As soon as I met her, I was struck by her physical appearance. She had loss of adipose tissue in her arms, legs and trunk, giving an appearance of increased muscularity. She had a round, full face and markedly increased fat accumulation under her chin and supraclavicular area. No one had ever mentioned how unique her appearance was. Her mother accompanied her to that initial visit and had a similar, although somewhat more subtle, body habitus.

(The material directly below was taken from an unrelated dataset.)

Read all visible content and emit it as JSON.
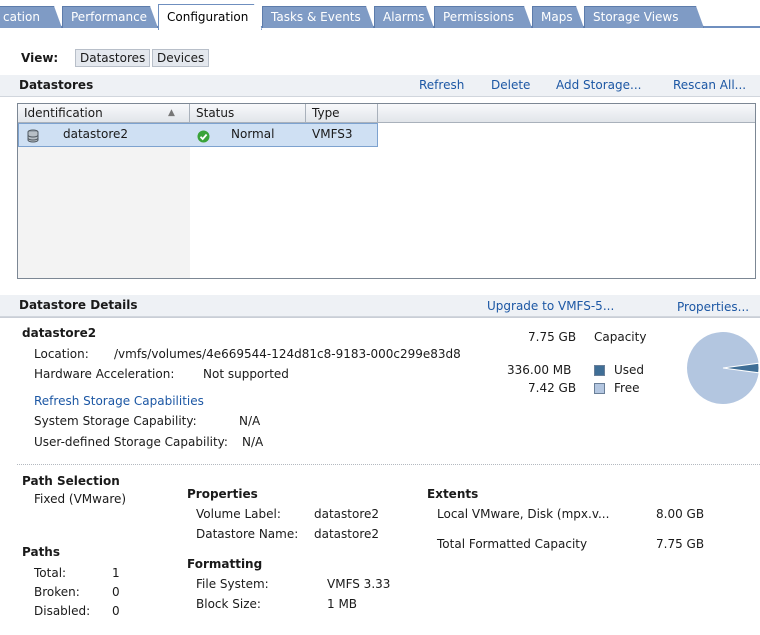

I was surprised to have found something so rare; I brought one of our other endocrinologists into the exam room so he could see her, too (with her permission of course). Testing for cortisol excess was normal, as I expected it would be.

I have a number of patients with lipodystrophy related to antiretroviral therapy for HIV. However, lipodystrophy not related to HIV is uncommon. There are several types, including congenital generalized lipodystrophy, acquired generalized lipodystrophy, familial partial lipodystrophy, acquired partial lipodystrophy, mandibuloacral dysplasia and other forms. All are rare.

The diagnosis of this patient and her mother was familial partial lipodystrophy type 2, also known as Dunnigan’s syndrome. This form of lipodystrophy is usually inherited as an X-linked dominant trait, but autosomal dominant inheritance has also been reported. The cause is thought to be mutation in the LMNA gene. In addition to changes in subcutaneous adipose distribution described above that usually begin at puberty, familial partial lipodystrophy type 2 is associated with insulin resistance and type 2 diabetes. It is very rare, occurring in about one in 15 million people.

Later the same week, another patient arrived to see me in consultation for "possible lipodystrophy." Before entering the room, my nurse brought in her background information and history to review. Within these materials were two articles about lipodystrophy which the patient had printed out for me to read.

When I saw those articles, I must be honest, my first thought was either she has self-diagnosed herself with something she does not have or she actually has the diagnosis and has been frustrated after seeing too many health care professionals who did not know what lipodystrophy was.

What are the chances of me seeing three cases of lipodystrophy not related to HIV in the same week, I asked myself? Unlikely, I thought.